Please note that Ashton’s CFP Core Curriculum provides the coursework required for obtaining a QAFP and/or a CFP.

FP Canada and Its Role

FP Canada is the body that certifies financial planners and provides standards, education, tools and resources for financial planners across the country. FP Canada’s website contains a wealth of information, regarding the steps necessary to obtain a QAFP or A CFP Certification, and the varying paths to achieve this.  For instance, in order to obtain your CFP, your path may go through the QAFP certification process or may be direct through the CFP program.

Qualified Associate Financial Planner (QAFP): 

The QAFP program and designation prepares financial planners for less complex client needs while the CFP program provides financial planners with the ability to work with clients at all levels of complexity. Successfully obtaining the QAFP certification shows that a financial planner is “skilled, knowledgeable and committed to the highest ethical standards of responsibility, and has demonstrated the knowledge, skills, experience and ethics to provide holistic financial planning strategies and solutions for average Canadians with typical financial planning needs” (source: https://fpcanada.ca/certifications/qafp-certification).

Obtaining a QAFP designation generally takes less time and work experience than a CFP.

QAFP designations will require a post-secondary diploma while a CFP will require a bachelor’s degree or higher (a post-secondary degree) to obtain certification. The QAFP designation presents a certification option for financial planners wishing to serve a broad market, or for those wishing to gain recognition of their qualifications and professionalism along the path to CFP certification. QAFP professionals empower Canadians to access the professional financial planning advice they need, and play an important role in helping their clients begin their financial journey with confidence.

Ashton College offers the Core Curriculum required for obtaining your QAFP Certification.

The Steps to Become a QAFP

To become a QAFP, candidates need a minimum of one year of qualified work experience, the required education program (ex: Ashton’s Core Curriculum courses and Professional Ethics) and to pass the national exam. Maintaining the QFP designation also requires yearly continuing education and adherence to the FP Canada standards and ethics.

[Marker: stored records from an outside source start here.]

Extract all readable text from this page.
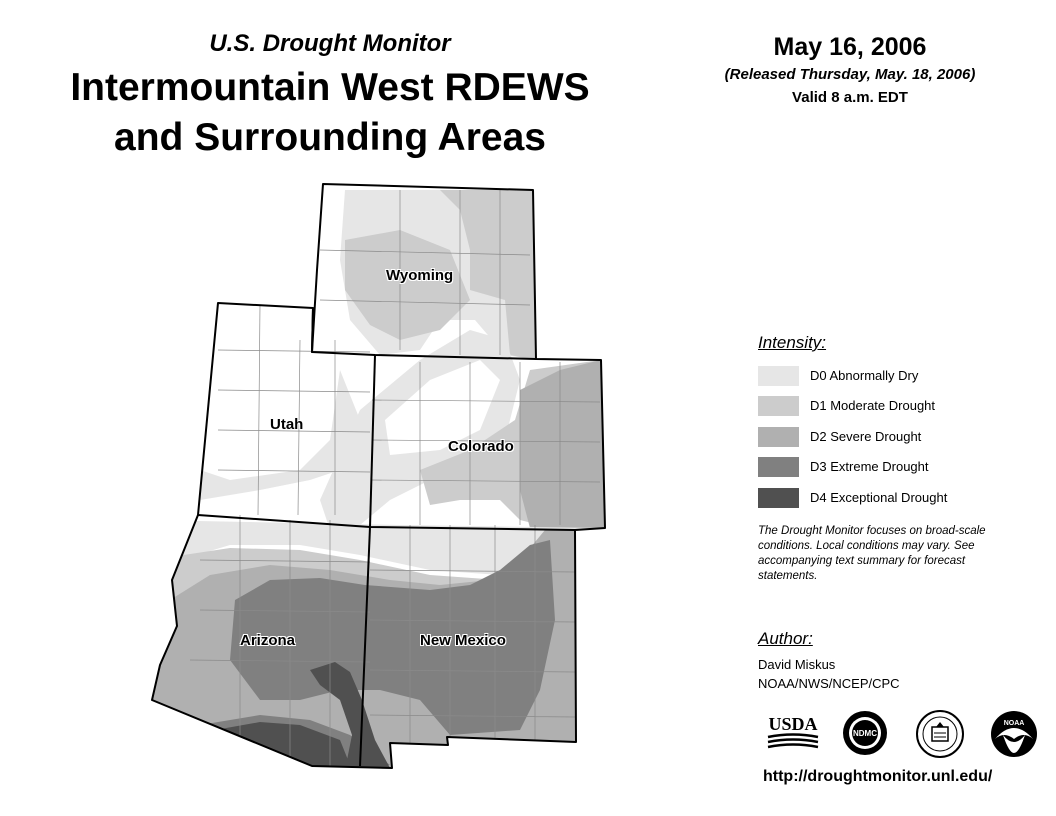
U.S. Drought Monitor
Intermountain West RDEWS
and Surrounding Areas
May 16, 2006
(Released Thursday, May. 18, 2006)
Valid 8 a.m. EDT
Wyoming
Utah
Colorado
Arizona	New Mexico
Intensity:
D0 Abnormally Dry
D1 Moderate Drought
D2 Severe Drought
D3 Extreme Drought
D4 Exceptional Drought
The Drought Monitor focuses on broad-scale conditions. Local conditions may vary. See accompanying text summary for forecast statements.
Author:
David Miskus
NOAA/NWS/NCEP/CPC
USDA	NDMC
NOAA
http://droughtmonitor.unl.edu/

Those who earn the QAFP may choose to work towards the CFP. FP Canada calls this the QAFP Bridge Path to CFP (also see “Three Paths to CFP” below). Following earning the QAFP, the financial planner will need to complete the other required CFP courses, take the CFP exam and then apply for CFP certification.

Certified Financial Planner (CFP):

A Certified Financial Planner designation is one of the most recognized titles in the financial services industry. To gain CFP certification, there is an education program (which is quite extensive and is broken into four separate segments – core curriculum, professional ethics, advanced curriculum and professional education), a national exam and three years of qualifying experience.

CFP professionals demonstrate the knowledge, skills, experience and ethics to examine their clients’ entire financial picture, at the highest level of complexity required of the profession, and work with their clients to build a solid, life-long financial plan.

It’s also important to know that to keep the CFP certification, CFPs must complete annual continuing education and follow FP Canada standards of professional responsibility and the code of ethics.

Three Paths to CFP – Brief Summary:

Due to the extensive requirements, FP Canada outlines three paths towards a CFP Certification:

Ashton College offers the Core Curriculum required for obtaining your CFP Certification directly.

Regardless of Your Path…

Ashton College is an FP Canada accredited post-secondary institution that offers CFP courses through professional, industry-experienced instructors to ensure students learn about real-world situations during their coursework. Plus, because this education is available through Ashton’s LIVE Online education platform, classes are accepting new students all the time in order to provide a robust online education experience from just about anywhere a student may be.

The journey towards becoming a QAFP or a CFP is an extremely worthwhile one, as it allows you to help others create a brighter and better financial future. By choosing the right education path for your personal study style, taking time to do your best with education components and preparing for the certification exams, you’ll be well on your way towards the certification of your choice.